A retirement development in Plymouth launches its third attempt to obtain right to manage on December 11 to escape from London landlord/ managing agent Joseph Gurvits.
Gurvits and his associate Israel Moskovitz, who operate out of the same address in north London, picked up the freehold of Elim Court nearly two years ago and added it to the portfolio within Avon Freeholds (of which Moskovitz is a director). After careful reflection, it was decided to appoint Gurvits as the managing agent in the form of Y and Y Management, even though he is based 240 miles from Plymouth. Gurvits is better known to many London leaseholders as the owner of Eagerstates.
Since the arrival of Gurvits/ Moskovitz, Elim Court has been beset with controversy and 29 residents, mainly in their eighties, are demanding the right to manage. They have been doing so since June 2011.
A recent source of acrimony has been a £20,000 electronic door entry system that Y and Y declared was necessary. Two weeks ago the proposal was halted and property manager Elena Andreadis came down from London to launch a charm offensive at a meeting to persuade the residents to drop their right to manage action.
“Amusingly, nobody turned up,” says Keith Phillips, OBE, a former Whitehall fire and anti-terrorism expert, who is a director of the RTM company.
The residents have involved the local Tory MP Oliver Colvile, and last week Phillips, whose mother-in-law is an Elim Court resident, urged Colvile to press for urgent government action over leasehold abuses.
“Since you and I first communicated on this, during which Elim Court’s landlord and managing agent have continued to behave obstructively towards its elderly leaseholder residents, a number of have sadly passed away. I therefore very much regret having let a gentleman down who, at one of our earlier general meetings, approached me saying, “thank you for what you are doing for us, I can only hope we get our right to manage and rid ourselves of these awful people before I die”.
“I hope you will therefore understand why we feel the lack of tangible action by government and politicians on this issue is shameful.”
Colvile was not among the MPs who attended the Carlex / LKP meeting in Westminster on October 30, hosted by Sir Peter Bottomley.
The Elim Court RTM action is being taken by Dudley Joiner of the commercial company the Right to Manage Federation, and solicitor Margarita Mossop. It is understood Avon Freehold will deploy a solicitor and a barrister.

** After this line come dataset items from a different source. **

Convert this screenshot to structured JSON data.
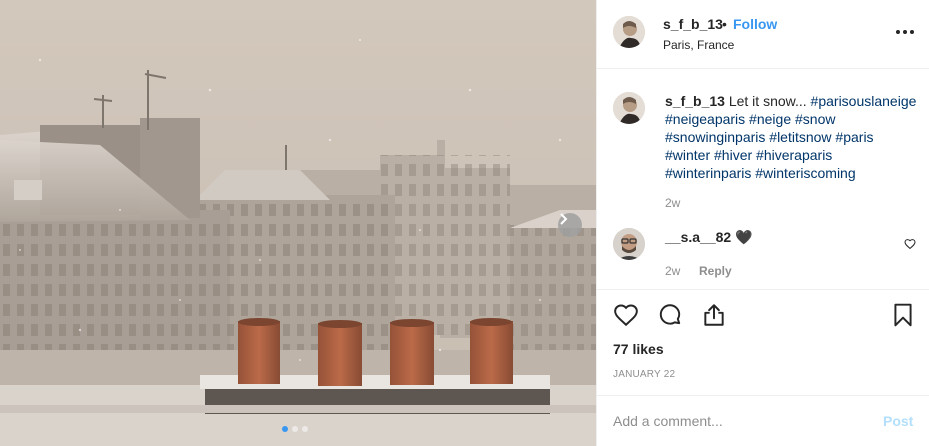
{
  "post": {
    "username": "s_f_b_13",
    "separator": "•",
    "follow_label": "Follow",
    "location": "Paris, France",
    "more_icon": "more-options-icon"
  },
  "caption": {
    "username": "s_f_b_13",
    "text": "Let it snow...",
    "hashtags": "#parisouslaneige #neigeaparis #neige #snow #snowinginparis #letitsnow #paris #winter #hiver #hiveraparis #winterinparis #winteriscoming",
    "time": "2w"
  },
  "comment": {
    "username": "__s.a__82",
    "text": "🖤",
    "time": "2w",
    "reply_label": "Reply"
  },
  "actions": {
    "like_icon": "heart-icon",
    "comment_icon": "comment-icon",
    "share_icon": "share-icon",
    "save_icon": "bookmark-icon"
  },
  "likes_text": "77 likes",
  "date_text": "JANUARY 22",
  "add_comment": {
    "placeholder": "Add a comment...",
    "post_label": "Post"
  },
  "carousel": {
    "slide_count": 3,
    "active_index": 0,
    "next_icon": "chevron-right-icon"
  },
  "colors": {
    "link_blue": "#3897f0",
    "hashtag_blue": "#003569",
    "muted": "#8e8e8e",
    "post_disabled": "#b2dffc"
  }
}
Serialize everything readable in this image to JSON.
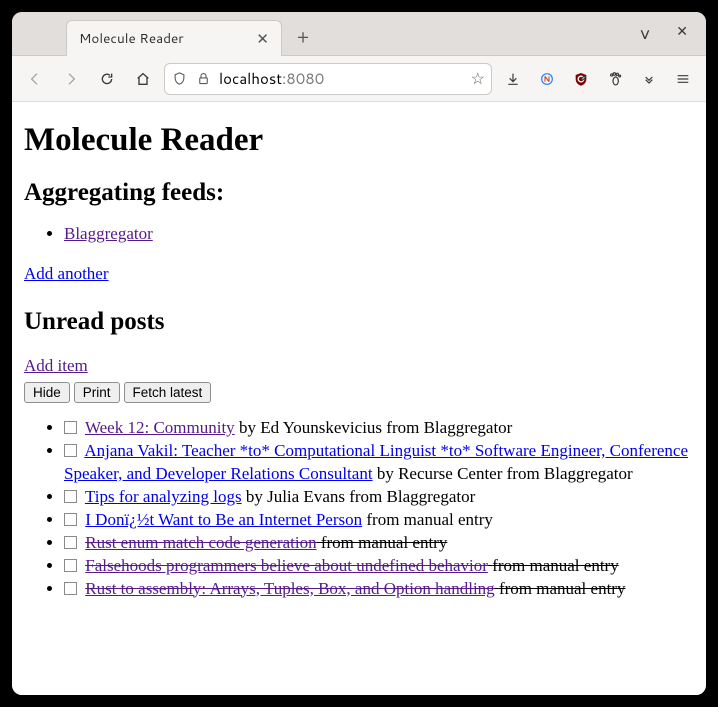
{
  "browser": {
    "tab_title": "Molecule Reader",
    "url": {
      "scheme": "",
      "host": "localhost",
      "port": ":8080"
    }
  },
  "page": {
    "title": "Molecule Reader",
    "feeds_heading": "Aggregating feeds:",
    "feeds": [
      {
        "name": "Blaggregator",
        "visited": true
      }
    ],
    "add_feed_label": "Add another",
    "unread_heading": "Unread posts",
    "add_item_label": "Add item",
    "buttons": {
      "hide": "Hide",
      "print": "Print",
      "fetch": "Fetch latest"
    },
    "posts": [
      {
        "title": "Week 12: Community",
        "author": "Ed Younskevicius",
        "source": "Blaggregator",
        "visited": true,
        "struck": false
      },
      {
        "title": "Anjana Vakil: Teacher *to* Computational Linguist *to* Software Engineer, Conference Speaker, and Developer Relations Consultant",
        "author": "Recurse Center",
        "source": "Blaggregator",
        "visited": false,
        "struck": false
      },
      {
        "title": "Tips for analyzing logs",
        "author": "Julia Evans",
        "source": "Blaggregator",
        "visited": false,
        "struck": false
      },
      {
        "title": "I Donï¿½t Want to Be an Internet Person",
        "author": "",
        "source": "manual entry",
        "visited": false,
        "struck": false
      },
      {
        "title": "Rust enum match code generation",
        "author": "",
        "source": "manual entry",
        "visited": true,
        "struck": true
      },
      {
        "title": "Falsehoods programmers believe about undefined behavior",
        "author": "",
        "source": "manual entry",
        "visited": true,
        "struck": true
      },
      {
        "title": "Rust to assembly: Arrays, Tuples, Box, and Option handling",
        "author": "",
        "source": "manual entry",
        "visited": true,
        "struck": true
      }
    ]
  }
}
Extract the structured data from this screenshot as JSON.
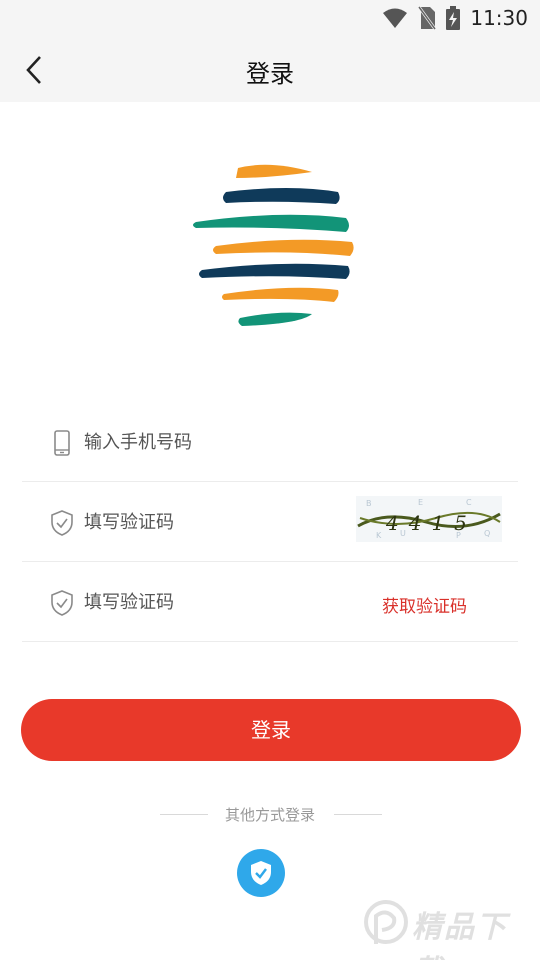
{
  "status_bar": {
    "time": "11:30",
    "icons": [
      "wifi-icon",
      "no-sim-icon",
      "battery-charging-icon"
    ]
  },
  "header": {
    "title": "登录",
    "back_icon": "chevron-left-icon"
  },
  "form": {
    "phone": {
      "placeholder": "输入手机号码",
      "icon": "phone-icon"
    },
    "captcha_input": {
      "placeholder": "填写验证码",
      "icon": "shield-icon",
      "captcha_text": "4415"
    },
    "sms_code": {
      "placeholder": "填写验证码",
      "icon": "shield-icon",
      "get_code_label": "获取验证码"
    }
  },
  "login_button": {
    "label": "登录"
  },
  "other_login": {
    "label": "其他方式登录",
    "option_icon": "shield-check-icon"
  },
  "watermark": {
    "text": "精品下载"
  },
  "colors": {
    "accent_red": "#e8392a",
    "link_red": "#d9302a",
    "alt_blue": "#2fa8ea",
    "logo_orange": "#f39a26",
    "logo_navy": "#0f3a5a",
    "logo_green": "#129478"
  }
}
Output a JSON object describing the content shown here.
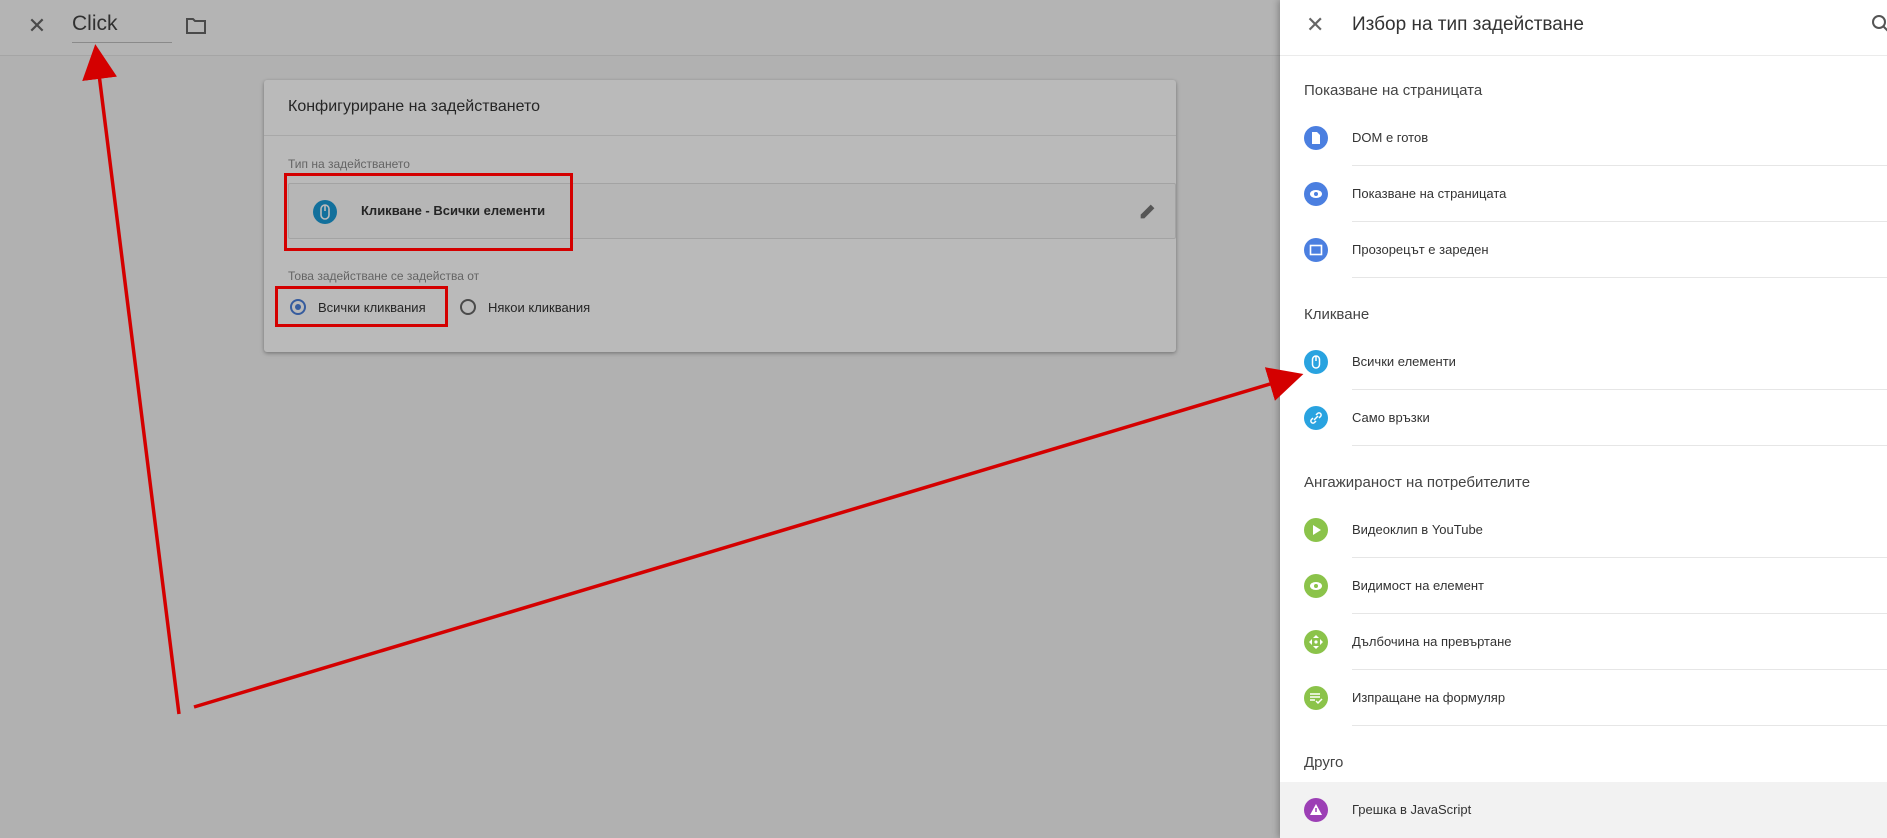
{
  "editor": {
    "close_icon": "close-icon",
    "tag_name": "Click",
    "folder_icon": "folder-icon",
    "card_title": "Конфигуриране на задействането",
    "trigger_type_label": "Тип на задействането",
    "trigger_type_value": "Кликване - Всички елементи",
    "fires_on_label": "Това задействане се задейства от",
    "radio_all": "Всички кликвания",
    "radio_some": "Някои кликвания",
    "selected_radio": "Всички кликвания"
  },
  "panel": {
    "title": "Избор на тип задействане",
    "sections": [
      {
        "title": "Показване на страницата",
        "items": [
          {
            "label": "DOM е готов",
            "icon": "document-icon",
            "color": "#4b7fe0"
          },
          {
            "label": "Показване на страницата",
            "icon": "eye-icon",
            "color": "#4b7fe0"
          },
          {
            "label": "Прозорецът е зареден",
            "icon": "window-icon",
            "color": "#4b7fe0"
          }
        ]
      },
      {
        "title": "Кликване",
        "items": [
          {
            "label": "Всички елементи",
            "icon": "mouse-icon",
            "color": "#29a3e0"
          },
          {
            "label": "Само връзки",
            "icon": "link-icon",
            "color": "#29a3e0"
          }
        ]
      },
      {
        "title": "Ангажираност на потребителите",
        "items": [
          {
            "label": "Видеоклип в YouTube",
            "icon": "play-icon",
            "color": "#8bc34a"
          },
          {
            "label": "Видимост на елемент",
            "icon": "eye-icon",
            "color": "#8bc34a"
          },
          {
            "label": "Дълбочина на превъртане",
            "icon": "scroll-icon",
            "color": "#8bc34a"
          },
          {
            "label": "Изпращане на формуляр",
            "icon": "form-icon",
            "color": "#8bc34a"
          }
        ]
      },
      {
        "title": "Друго",
        "items": [
          {
            "label": "Грешка в JavaScript",
            "icon": "warning-icon",
            "color": "#9c3fb5"
          }
        ]
      }
    ]
  },
  "annotation_color": "#d40000"
}
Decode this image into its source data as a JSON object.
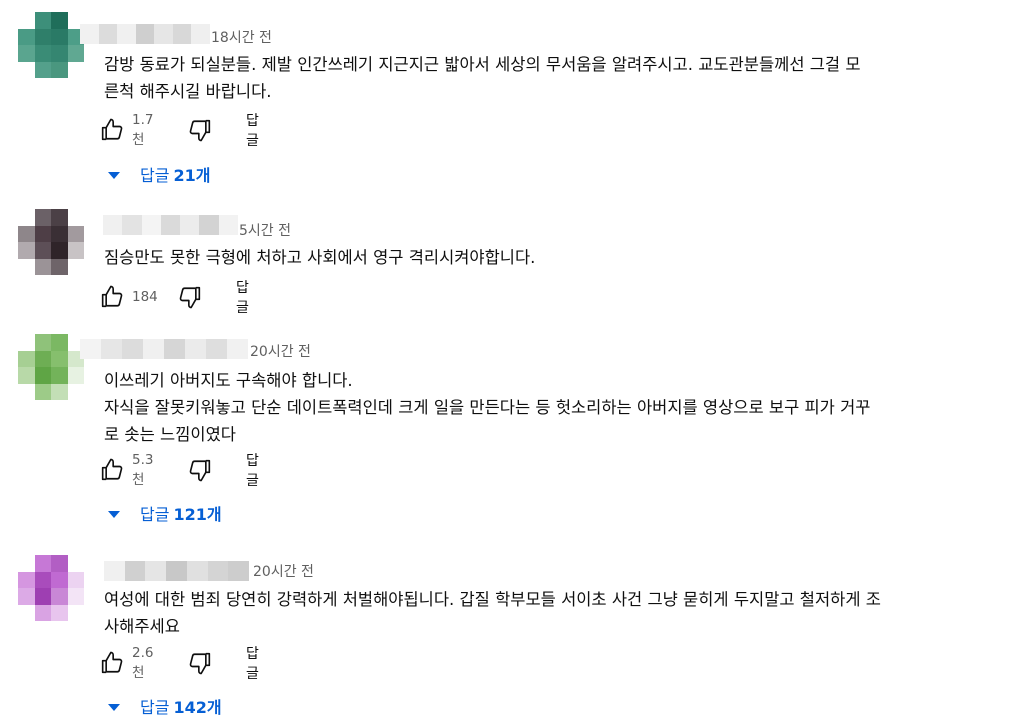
{
  "comments": [
    {
      "time": "18시간 전",
      "text_lines": [
        "감방 동료가 되실분들. 제발 인간쓰레기 지근지근 밟아서 세상의 무서움을 알려주시고. 교도관분들께선 그걸 모",
        "른척 해주시길 바랍니다."
      ],
      "likes": "1.7천",
      "reply_label": "답글",
      "replies_prefix": "답글",
      "replies_count": "21개",
      "avatar_colors": [
        "#ffffff",
        "#3d8f7a",
        "#1f6e5a",
        "#ffffff",
        "#4a9b85",
        "#2f7f6a",
        "#2a7a66",
        "#4d9e88",
        "#5aa58f",
        "#3a8c76",
        "#358671",
        "#60a892",
        "#ffffff",
        "#54a08b",
        "#4a977f",
        "#ffffff"
      ]
    },
    {
      "time": "5시간 전",
      "text_lines": [
        "짐승만도 못한 극형에 처하고 사회에서 영구 격리시켜야합니다."
      ],
      "likes": "184",
      "reply_label": "답글",
      "avatar_colors": [
        "#ffffff",
        "#6b6167",
        "#4b4046",
        "#ffffff",
        "#8e868a",
        "#4e3e46",
        "#3a2f35",
        "#a29a9e",
        "#b1aaae",
        "#5d4f57",
        "#2f2429",
        "#c8c3c5",
        "#ffffff",
        "#9b9397",
        "#6e6469",
        "#ffffff"
      ]
    },
    {
      "time": "20시간 전",
      "text_lines": [
        "이쓰레기 아버지도 구속해야 합니다.",
        "자식을 잘못키워놓고 단순 데이트폭력인데 크게 일을 만든다는 등 헛소리하는 아버지를 영상으로 보구 피가 거꾸",
        "로 솟는 느낌이였다"
      ],
      "likes": "5.3천",
      "reply_label": "답글",
      "replies_prefix": "답글",
      "replies_count": "121개",
      "avatar_colors": [
        "#ffffff",
        "#8fc27a",
        "#7bb863",
        "#ffffff",
        "#a6cf93",
        "#6eae54",
        "#86bf6d",
        "#d5e8cc",
        "#b8d9a8",
        "#5fa545",
        "#73b35a",
        "#e7f2e2",
        "#ffffff",
        "#9dcb88",
        "#c3dfb6",
        "#ffffff"
      ]
    },
    {
      "time": "20시간 전",
      "text_lines": [
        "여성에 대한 범죄 당연히 강력하게 처벌해야됩니다. 갑질 학부모들 서이초 사건 그냥 묻히게 두지말고 철저하게 조",
        "사해주세요"
      ],
      "likes": "2.6천",
      "reply_label": "답글",
      "replies_prefix": "답글",
      "replies_count": "142개",
      "avatar_colors": [
        "#ffffff",
        "#c678d6",
        "#b25ec4",
        "#ffffff",
        "#d596e0",
        "#a94cbc",
        "#c06ad2",
        "#ecd3f1",
        "#dcaae6",
        "#9e3fb2",
        "#c987d6",
        "#f3e4f6",
        "#ffffff",
        "#d9a3e3",
        "#e8c5ee",
        "#ffffff"
      ]
    }
  ]
}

It will be third time lucky if Elim Court wins its RTM application. Its first action, begun in June 2011, failed because the Plymouth LVT (chaired by Mr LA Loveday) accepted the argument that one resident, who had died but whose name was on the Land Registry, had not received an RTM notification. The notification had not been served out of sensitivity to the man’s widow. Even though RTM was the clear wish of the majority of leaseholders, the LVT threw it out.
A second RTM application fizzled out in June this year as eight residents supposedly changed their minds over wanting it.
Elim Court is likely to be a drawn-out affair even if it ends in victory. At nearby retirement development Regents Court, which won right to manage, Gurvits / Moskovitz are taking the issue to appeal.
With several of the original RTM applicants already dead, there are few clearer examples of how what Parliament intended was the right to manage is being frustrated than the cases of the pensioners at Regent and Elim Court.
Unless there is an overwhelming reason why RTM should be withheld, it should be granted.